Paris Postdoc Seminar – Nathaniel Henneman
25 February 2025 - 11 h 45 min - 13 h 00 min
Invited by the Institut Jacques Monod, Nathaniel Henneman (team of Ganna Panasyuk at Institut Necker Enfants Malades (INEM)) will present a Paris Postdoc Seminar on the theme:
Nuclear functions of nutrient sensing signaling for metabolic adaptation
Introduction & abstract:
I am a Postdoc in the team of Ganna Panasyuk at Institut Necker Enfants Malades (INEM). I graduated from Bates College (USA) in 2016, majoring in Biology. I then spent two years working on retinal degeneration at Emory University before obtaining my master’s degree at University of Paris Descartes in 2019 and defended my PhD in December 2023.
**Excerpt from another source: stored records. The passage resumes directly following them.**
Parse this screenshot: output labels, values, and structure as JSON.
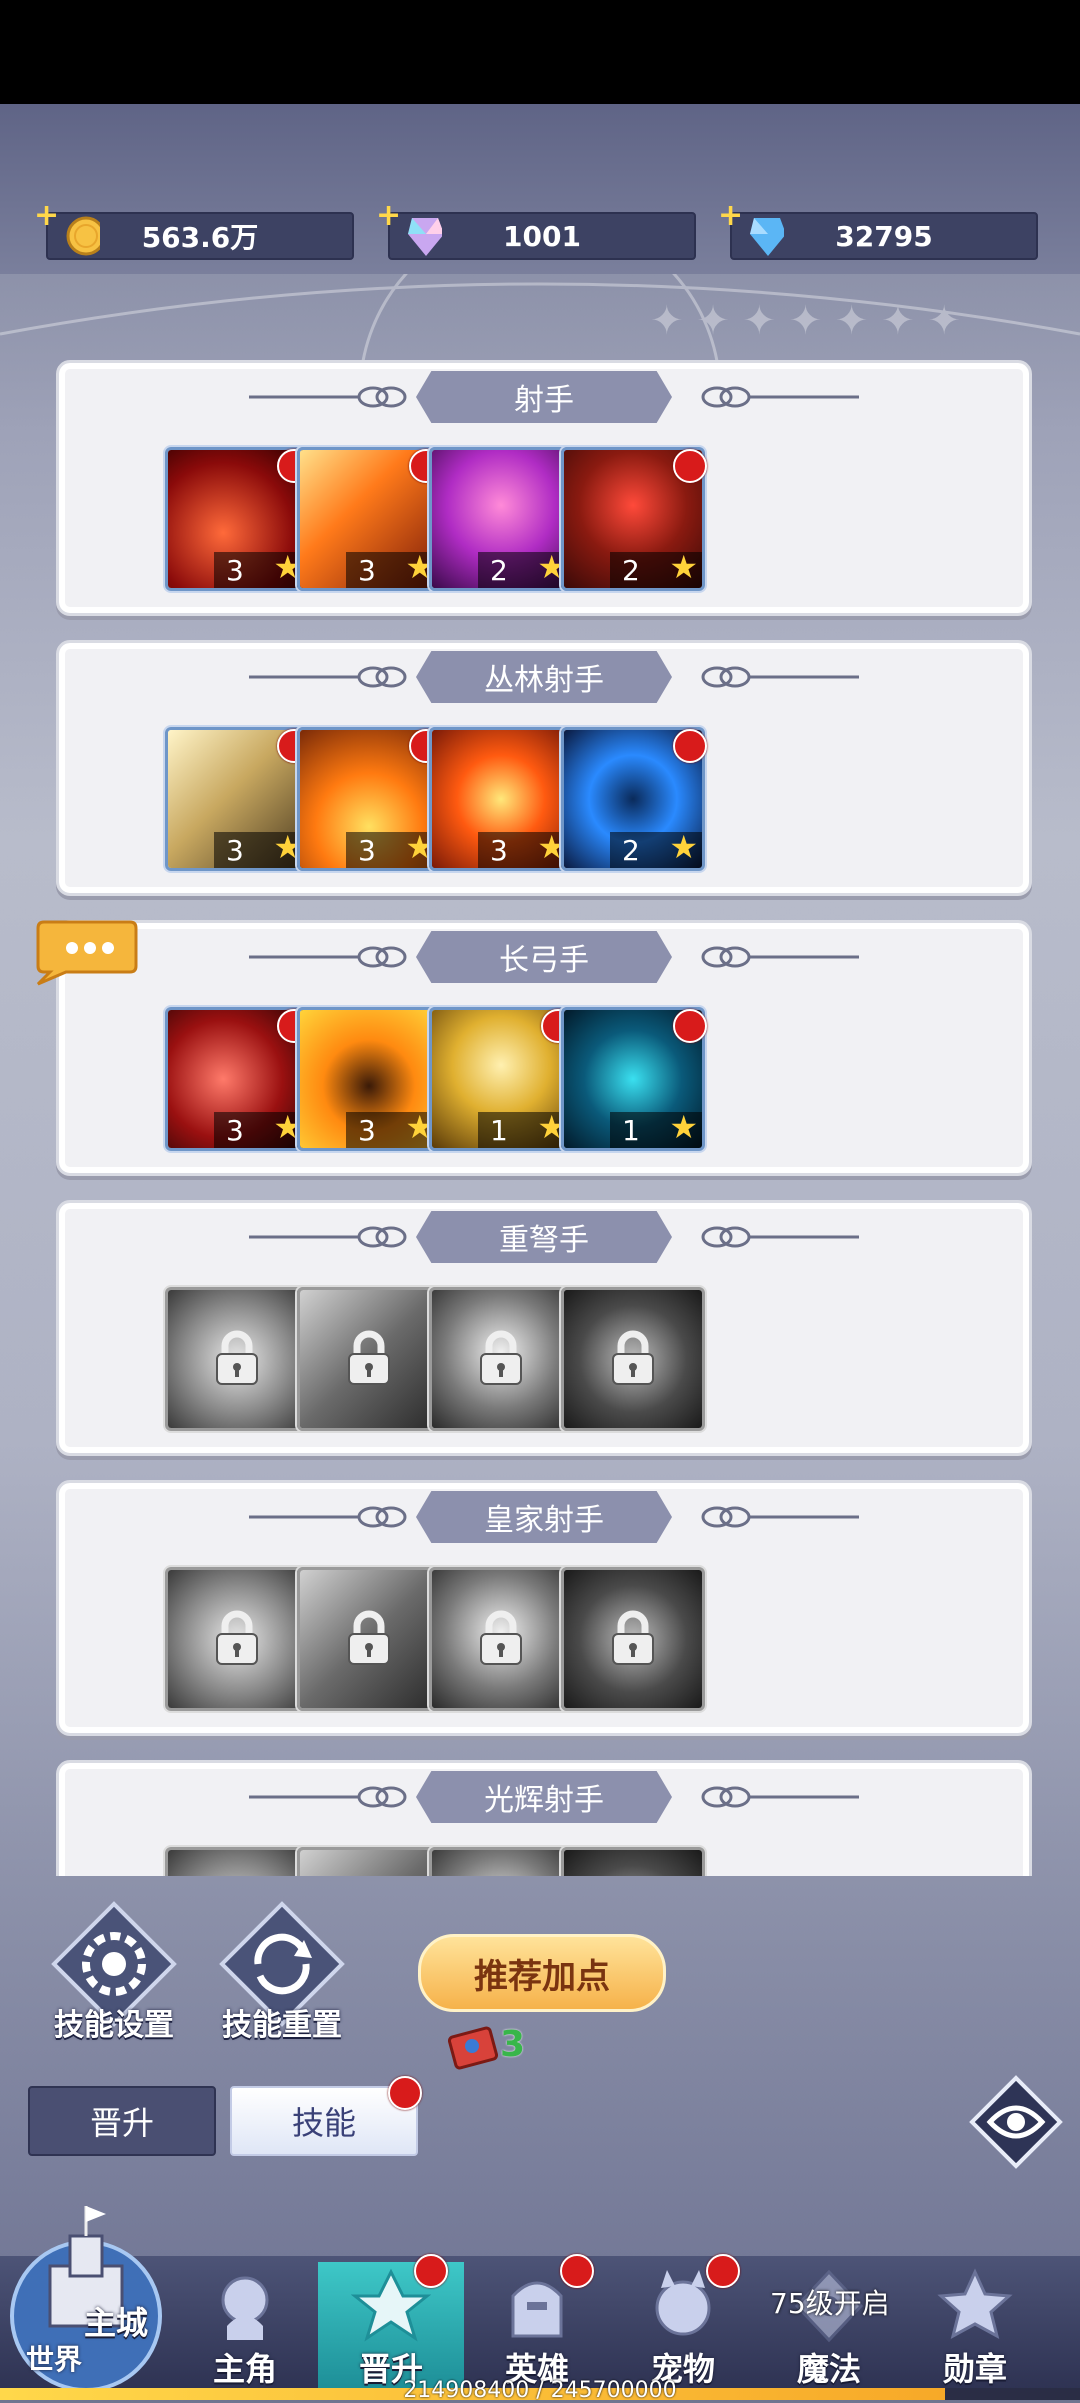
{
  "resources": [
    {
      "value": "563.6万",
      "icon": "gold-coin-icon"
    },
    {
      "value": "1001",
      "icon": "rainbow-crystal-icon"
    },
    {
      "value": "32795",
      "icon": "blue-diamond-icon"
    }
  ],
  "classes": [
    {
      "name": "射手",
      "skills": [
        {
          "level": "3",
          "art": "red-arrows",
          "dot": true
        },
        {
          "level": "3",
          "art": "fire-streaks",
          "dot": true
        },
        {
          "level": "2",
          "art": "purple-archer",
          "dot": false
        },
        {
          "level": "2",
          "art": "blood-burst",
          "dot": true
        }
      ]
    },
    {
      "name": "丛林射手",
      "skills": [
        {
          "level": "3",
          "art": "golden-spikes",
          "dot": true
        },
        {
          "level": "3",
          "art": "fire-rain",
          "dot": true
        },
        {
          "level": "3",
          "art": "fire-explosion",
          "dot": false
        },
        {
          "level": "2",
          "art": "blue-aura",
          "dot": true
        }
      ]
    },
    {
      "name": "长弓手",
      "skills": [
        {
          "level": "3",
          "art": "flame-arrow",
          "dot": true
        },
        {
          "level": "3",
          "art": "burning-man",
          "dot": false
        },
        {
          "level": "1",
          "art": "golden-strike",
          "dot": true
        },
        {
          "level": "1",
          "art": "cyan-spirit",
          "dot": true
        }
      ]
    },
    {
      "name": "重弩手",
      "locked": true
    },
    {
      "name": "皇家射手",
      "locked": true
    },
    {
      "name": "光辉射手",
      "locked": true
    }
  ],
  "actions": {
    "skill_settings": "技能设置",
    "skill_reset": "技能重置",
    "recommend": "推荐加点",
    "points": "3"
  },
  "tabs": {
    "promote": "晋升",
    "skill": "技能"
  },
  "nav": {
    "city": "主城",
    "world": "世界",
    "items": [
      {
        "label": "主角",
        "dot": false
      },
      {
        "label": "晋升",
        "dot": true,
        "active": true
      },
      {
        "label": "英雄",
        "dot": true
      },
      {
        "label": "宠物",
        "dot": true
      },
      {
        "label": "魔法",
        "dot": false
      },
      {
        "label": "勋章",
        "dot": false
      }
    ],
    "magic_unlock": "75级开启"
  },
  "progress": {
    "text": "214908400 / 245700000",
    "fraction": 0.8747
  },
  "colors": {
    "accent_gold": "#ffd23a",
    "red_dot": "#d81b1b",
    "tab_active_teal": "#3ec8c8"
  }
}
One of the key questions I am to address in my work is how cellular metabolism, gene expression and transcription, are all coordinated. Energy stress in fasting is managed by activating autophagy and promoting the transcriptional remodeling of metabolism. Cytosolic nutrient sensors coordinate extracellular nutrient availability with intracellular metabolic processes to allow for cell survival. Class 3 PI3K is a highly conserved nutrient sensor known to regulate autophagy and endocytosis in response to varying nutrient conditions. It’s direct role in transcription, however, was only suggested in few studies in yeast and plants. However, we believe there is a nuclear pool of class 3 PI3K that directly regulates gene expression for metabolic adaptation. My work aims to address this unmet burden in the field. We find that nuclear class 3 PI3K regulates the transcriptional response to nutrient stress by controlling RNA Polymerase II, the Set1/COMPASS methyltransferase, and nuclear methionine to SAM flux. I aim to understand how these players are needed for our fasting adaptation and how these mechanisms could affect our metabolic resilience.